Zhao, Min PhD; Geng, Wenqing MD, PhD; Jiang, Yongjun MD, PhD; Han, Xiaoxu MD, PhD; Cui, Hualu MS; Dai, Di MS; Bao, Mingjia PhD; Pan, Ying MS; Wang, Yating MS; Zhang, Xiaoli PhD; Zhang, Min MD; Qi, Guan PhD; Shang, Hong MD, PhD
The human apolipoprotein B mRNA-editing enzyme-catalytic polypeptide-like 3G (hA3G) belongs to a family of apolipoprotein B-editing catalytic polypeptide (APOBEC) proteins whose cytidine deaminase activity are cellular factors found to play a role in innate immunity.1,2 Other known members of this family include APOBEC1, 2, APOBEC3A-3H, and AID.3 hA3G has been found to induce dC-to-dU mutations in minus-strand DNA formed during reverse transcription, resulting in hypermutation of plus strand DNA. This enzymatic editing of HIV reverse transcripts leads to degradation of deaminated minus-strand DNA, thus restricting HIV type 1 (HIV-1) replication.2
HIV-1 and other lentiviruses encode the virion infectivity factor (Vif), an accessory protein that is critical for in vivo replication of HIV-1.4,5 Vif counteracts the antiviral activity of hA3G by preventing the virion incorporation of endogenous APOBEC3G, thereby effectively depleting the intracellular levels of this enzyme in HIV-1-infected T cells. The translation of APOBEC3G mRNA becomes impaired and its degradation by a ubiquitine-proteasome pathway is induced.6-8 However, Vif expression reduces hA3G levels in a dose-dependent manner: at lower Vif to hA3G ratios, it has no detectable effect on hA3G levels, whereas higher expression levels of hA3G can overcome the Vif-induced degradation.8
hA3G, hA3F, and hA3B are expressed in human cells, tissues, and peripheral blood mononuclear cells (PBMCs).9 As with hA3G, hA3F also induces G-to-A hypermutation, though both the dinucleotide target for deaminase and degree of mutagenesis are different between these 2 proteins in vitro observations.10 Another APOBEC protein, hA3B, also inhibits HIV-1 in cultured cells assayed. Other than hA3G, hA3B has, at most, a modest effect on HIV-1 infectivity. Furthermore, hA3B also differs from hA3F and hA3G in that it is unable to bind to HIV-1 Vif in coexpressing cells and is therefore efficiently packaged into HIV-1 virions regardless of Vif expression.11 It is therefore resistant to HIV Vif and is able to suppress the infectivity of both Vif-deficient and wild-type HIV-1 virus with equal efficiency. These studies on hA3G, hA3F, and hA3B underscore the need for further investigation of the significance in vivo infection, especially among individual differences in HIV disease progression.

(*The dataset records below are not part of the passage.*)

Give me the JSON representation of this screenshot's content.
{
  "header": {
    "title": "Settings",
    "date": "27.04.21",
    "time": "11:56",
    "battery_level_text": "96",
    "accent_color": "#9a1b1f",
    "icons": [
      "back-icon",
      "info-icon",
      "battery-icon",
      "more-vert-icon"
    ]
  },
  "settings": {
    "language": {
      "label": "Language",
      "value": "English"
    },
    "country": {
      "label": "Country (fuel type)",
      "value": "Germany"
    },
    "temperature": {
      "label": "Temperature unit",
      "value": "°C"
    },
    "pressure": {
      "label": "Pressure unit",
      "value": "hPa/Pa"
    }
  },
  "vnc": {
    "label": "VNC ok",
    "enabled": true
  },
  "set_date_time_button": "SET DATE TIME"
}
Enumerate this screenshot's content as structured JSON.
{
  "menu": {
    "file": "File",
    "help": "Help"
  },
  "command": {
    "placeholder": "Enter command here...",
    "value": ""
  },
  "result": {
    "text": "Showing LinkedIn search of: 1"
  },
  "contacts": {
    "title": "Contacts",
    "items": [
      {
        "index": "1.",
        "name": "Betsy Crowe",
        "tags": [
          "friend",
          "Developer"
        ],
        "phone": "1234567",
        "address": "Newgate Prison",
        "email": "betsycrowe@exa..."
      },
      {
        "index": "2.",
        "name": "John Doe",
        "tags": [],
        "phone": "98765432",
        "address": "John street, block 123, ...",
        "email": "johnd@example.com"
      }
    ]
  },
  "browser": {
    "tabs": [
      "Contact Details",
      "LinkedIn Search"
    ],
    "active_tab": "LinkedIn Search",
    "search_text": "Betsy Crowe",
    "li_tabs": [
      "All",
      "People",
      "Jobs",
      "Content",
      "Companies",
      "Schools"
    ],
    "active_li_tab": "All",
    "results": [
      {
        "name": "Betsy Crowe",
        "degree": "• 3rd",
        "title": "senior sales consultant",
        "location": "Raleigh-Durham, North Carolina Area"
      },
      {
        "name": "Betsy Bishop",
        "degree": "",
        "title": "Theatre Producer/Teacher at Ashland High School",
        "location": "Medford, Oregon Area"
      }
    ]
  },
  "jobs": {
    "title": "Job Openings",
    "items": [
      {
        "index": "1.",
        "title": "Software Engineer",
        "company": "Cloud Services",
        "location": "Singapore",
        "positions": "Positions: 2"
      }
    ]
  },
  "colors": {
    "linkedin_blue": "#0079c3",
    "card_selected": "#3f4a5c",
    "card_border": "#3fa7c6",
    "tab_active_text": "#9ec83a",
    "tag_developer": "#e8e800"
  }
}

The natural history of HIV-1 infection and progression to AIDS shows high variability. Slow progressors (SP) make up about 20% of HIV-infected individuals and are defined as those who remain free from AIDS-related diseases and maintain normal CD4+ T-cell counts for more than 10 years after infection without any antiretroviral therapy.12-14 Mechanisms for this slow progression are not well understood, however, the effects of hA3G, hA3F, and hA3B which block retroviral infection in vitro, may play a role. Recent studies investigating the relationship between mRNA level of hA3G and viral load and CD4+ T-cell counts have not delivered consistent results.15,16 The contribution of these cellular defense factors to HIV disease progression deserves more in vivo investigation, particularly in the case of hA3B which has not been examined to date.
This study uses real-time polymerase chain reaction (PCR) assay to quantify hA3G, hA3F, and hA3B mRNA levels in PBMCs of Chinese HIV-1-infected individuals and healthy HIV-negative controls. We hypothesize that due to the similarity of viral factors, the individual variation of hA3G, hA3F, and hA3B mRNA expression levels in different disease progression stages would represent, to some extent, the contribution of each cytidine deaminase to the disease progression. To test this, we determined the mRNA expression levels of hA3G, hA3F, and hA3B and measured the correlations between these mRNA levels, CD4+ T-cell counts, and HIV-1 viral loads to evaluate their respective roles in individual variations of disease progression rates.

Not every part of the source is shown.